Ce film, dans la mouvance de l'état d'esprit de « Californication » ( ce n’est pas un hasard si David Duchovny a le rôle principal), est jubilatoire à des degrés différents. Ce film s'apparente à une véritable satire de notre société actuelle pro technologie (ipad, écran télé 3D) dans laquelle le fait de ne pas avoir le denier gadget revient à être un « has been ». Mais cela a un revers important : le manque d'argent qui découle du fait d'acheter sans cesse peut pousser à la perte de la cellule familiale, voire au suicide.

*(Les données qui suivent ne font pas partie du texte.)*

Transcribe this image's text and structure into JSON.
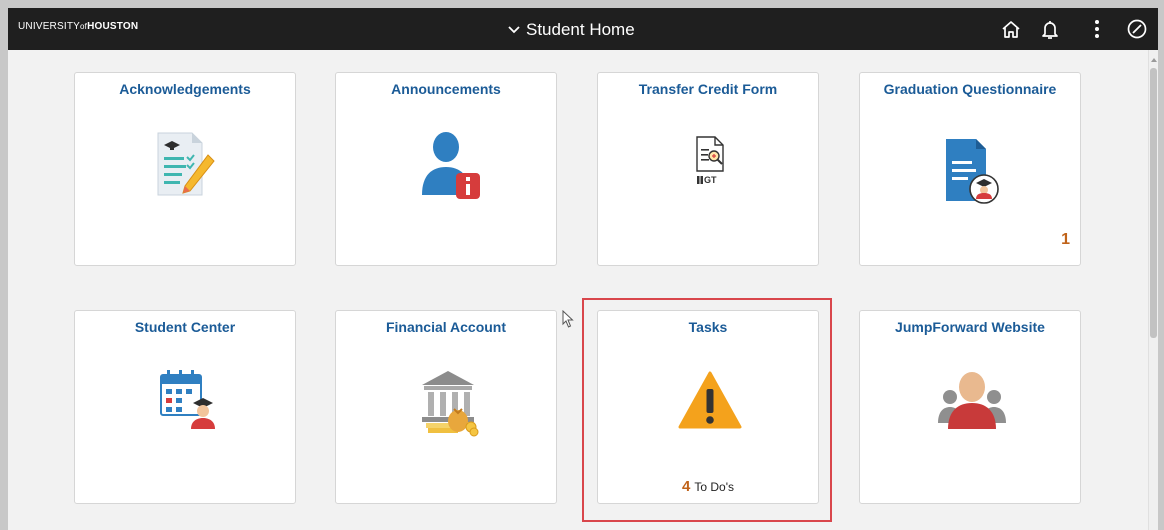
{
  "header": {
    "logo_part1": "UNIVERSITY",
    "logo_part2": "of",
    "logo_part3": "HOUSTON",
    "title": "Student Home",
    "icons": [
      "chevron-down-icon",
      "home-icon",
      "bell-icon",
      "more-vertical-icon",
      "compass-icon"
    ]
  },
  "tiles": [
    {
      "title": "Acknowledgements",
      "icon": "document-checklist-icon"
    },
    {
      "title": "Announcements",
      "icon": "user-info-icon"
    },
    {
      "title": "Transfer Credit Form",
      "icon": "document-search-icon",
      "icon_text": "GT"
    },
    {
      "title": "Graduation Questionnaire",
      "icon": "graduation-document-icon",
      "badge": "1"
    },
    {
      "title": "Student Center",
      "icon": "calendar-student-icon"
    },
    {
      "title": "Financial Account",
      "icon": "bank-money-icon"
    },
    {
      "title": "Tasks",
      "icon": "warning-icon",
      "todo_count": "4",
      "todo_label": "To Do's"
    },
    {
      "title": "JumpForward Website",
      "icon": "group-users-icon"
    }
  ],
  "colors": {
    "header_bg": "#1f1f1f",
    "tile_title": "#1b5b97",
    "badge": "#c0631a",
    "highlight": "#d9464c",
    "warning": "#f4a21c"
  }
}
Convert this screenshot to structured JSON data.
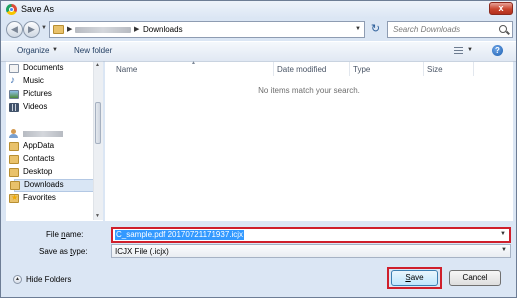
{
  "window": {
    "title": "Save As",
    "close_glyph": "x"
  },
  "nav": {
    "back_glyph": "◀",
    "forward_glyph": "▶",
    "breadcrumb_separator": "▶",
    "current_folder": "Downloads",
    "refresh_glyph": "↻"
  },
  "search": {
    "placeholder": "Search Downloads"
  },
  "toolbar": {
    "organize_label": "Organize",
    "new_folder_label": "New folder",
    "help_glyph": "?"
  },
  "sidebar": {
    "libraries": [
      {
        "label": "Documents",
        "icon": "documents-icon"
      },
      {
        "label": "Music",
        "icon": "music-icon"
      },
      {
        "label": "Pictures",
        "icon": "pictures-icon"
      },
      {
        "label": "Videos",
        "icon": "videos-icon"
      }
    ],
    "user_folders": [
      {
        "label": "AppData",
        "icon": "folder-icon"
      },
      {
        "label": "Contacts",
        "icon": "folder-icon"
      },
      {
        "label": "Desktop",
        "icon": "folder-icon"
      },
      {
        "label": "Downloads",
        "icon": "folder-icon",
        "selected": true
      },
      {
        "label": "Favorites",
        "icon": "favorites-icon"
      }
    ]
  },
  "file_list": {
    "columns": [
      "Name",
      "Date modified",
      "Type",
      "Size"
    ],
    "empty_message": "No items match your search."
  },
  "form": {
    "file_name_label_prefix": "File ",
    "file_name_label_key": "n",
    "file_name_label_suffix": "ame:",
    "file_name_value": "C_sample.pdf 20170721171937.icjx",
    "save_type_label_prefix": "Save as ",
    "save_type_label_key": "t",
    "save_type_label_suffix": "ype:",
    "save_type_value": "ICJX File (.icjx)"
  },
  "footer": {
    "hide_folders_label": "Hide Folders",
    "save_key": "S",
    "save_rest": "ave",
    "cancel_label": "Cancel"
  },
  "colors": {
    "highlight_outline": "#cf1f2b",
    "selection": "#3399ff"
  }
}
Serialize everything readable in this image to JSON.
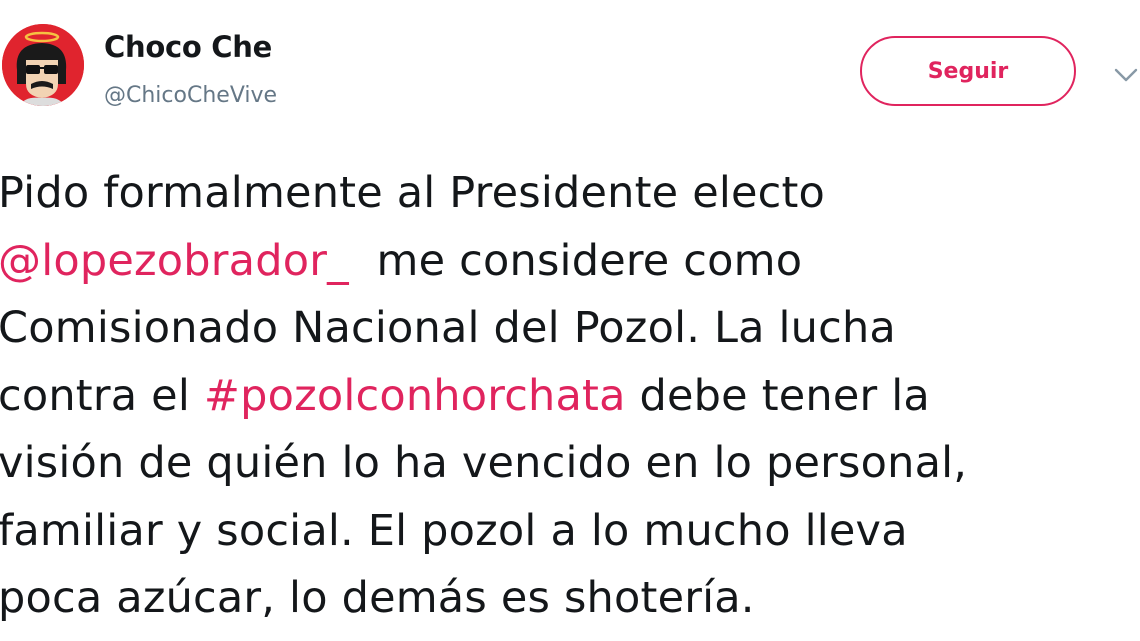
{
  "tweet": {
    "author": {
      "name": "Choco Che",
      "handle": "@ChicoCheVive"
    },
    "follow_label": "Seguir",
    "lines": [
      {
        "before": "Pido formalmente al Presidente electo",
        "link": "",
        "after": ""
      },
      {
        "before": "",
        "link": "@lopezobrador_",
        "after": "  me considere como"
      },
      {
        "before": "Comisionado Nacional del Pozol. La lucha",
        "link": "",
        "after": ""
      },
      {
        "before": "contra el ",
        "link": "#pozolconhorchata",
        "after": " debe tener la"
      },
      {
        "before": "visión de quién lo ha vencido en lo personal,",
        "link": "",
        "after": ""
      },
      {
        "before": "familiar y social. El pozol a lo mucho lleva",
        "link": "",
        "after": ""
      },
      {
        "before": "poca azúcar, lo demás es shotería.",
        "link": "",
        "after": ""
      }
    ]
  },
  "icons": {
    "avatar": "cartoon-avatar-with-halo",
    "caret": "chevron-down-icon"
  },
  "colors": {
    "accent": "#e0245e",
    "avatar_background": "#e0242e",
    "handle": "#657786",
    "text": "#14171a"
  }
}
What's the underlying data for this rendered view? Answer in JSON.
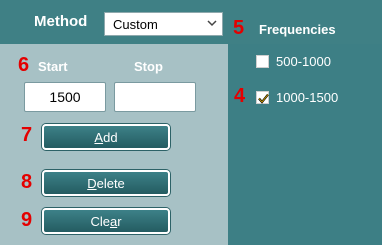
{
  "header": {
    "method_label": "Method",
    "method_selected": "Custom",
    "frequencies_label": "Frequencies"
  },
  "fields": {
    "start_label": "Start",
    "stop_label": "Stop",
    "start_value": "1500",
    "stop_value": ""
  },
  "buttons": {
    "add": {
      "pre": "",
      "u": "A",
      "post": "dd"
    },
    "delete": {
      "pre": "",
      "u": "D",
      "post": "elete"
    },
    "clear": {
      "pre": "Cle",
      "u": "a",
      "post": "r"
    }
  },
  "frequencies": [
    {
      "label": "500-1000",
      "checked": false
    },
    {
      "label": "1000-1500",
      "checked": true
    }
  ],
  "callouts": [
    "4",
    "5",
    "6",
    "7",
    "8",
    "9"
  ],
  "colors": {
    "header": "#3f8085",
    "left_panel": "#a7c1c5",
    "right_panel": "#3d7f85",
    "callout": "#e40000",
    "check": "#d4a200"
  }
}
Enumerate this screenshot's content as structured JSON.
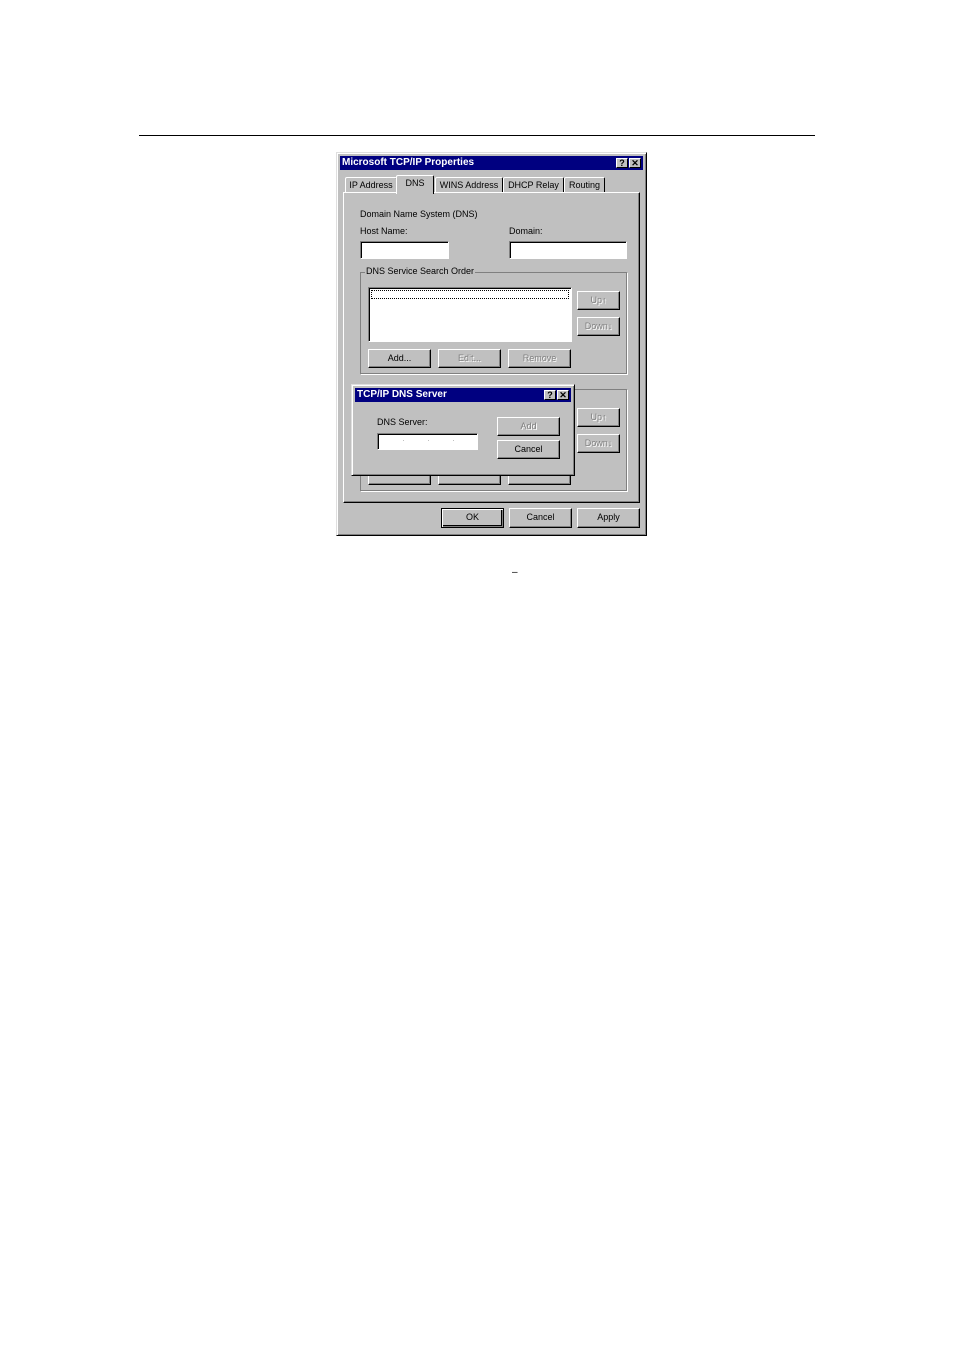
{
  "main_dialog": {
    "title": "Microsoft TCP/IP Properties",
    "help_glyph": "?",
    "close_glyph": "✕",
    "tabs": [
      {
        "label": "IP Address"
      },
      {
        "label": "DNS"
      },
      {
        "label": "WINS Address"
      },
      {
        "label": "DHCP Relay"
      },
      {
        "label": "Routing"
      }
    ],
    "active_tab": "DNS",
    "section_label": "Domain Name System (DNS)",
    "host_name_label": "Host Name:",
    "host_name_value": "",
    "domain_label": "Domain:",
    "domain_value": "",
    "dns_group_label": "DNS Service Search Order",
    "up_label": "Up↑",
    "down_label": "Down↓",
    "add_label": "Add...",
    "edit_label": "Edit...",
    "remove_label": "Remove",
    "ok_label": "OK",
    "cancel_label": "Cancel",
    "apply_label": "Apply"
  },
  "dns_server_dialog": {
    "title": "TCP/IP DNS Server",
    "help_glyph": "?",
    "close_glyph": "✕",
    "dns_server_label": "DNS Server:",
    "dns_server_value": "",
    "add_label": "Add",
    "cancel_label": "Cancel"
  },
  "page": {
    "caption_mark": "–"
  }
}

La force du film de Derrick Borte est de s'appuyer sur une interprétation solide (David Duchovny, Demi Moore) et sur un scénario bourré de rebondissements (les enfants ont des mœurs surprenantes). Ce film frappe surtout avec conviction et ironie sur nos mœurs et nos faiblesses.
Il n'y aura jamais de recette miracle pour réaliser une bonne comédie, mais une alchimie est importante et nécessaire entre le réalisateur, ses acteurs et son scénario. Le cinéma indépendant est un cinéma où des acteurs peuvent trouver des rôles intéressants, et où des réalisateurs peuvent s'exprimer librement, sans devoir s'adapter au bon vouloir des exécutives des grands studios ou des producteurs.
La Famille Jones, malgré une fin trop convenue, s'impose comme une réussite mineure.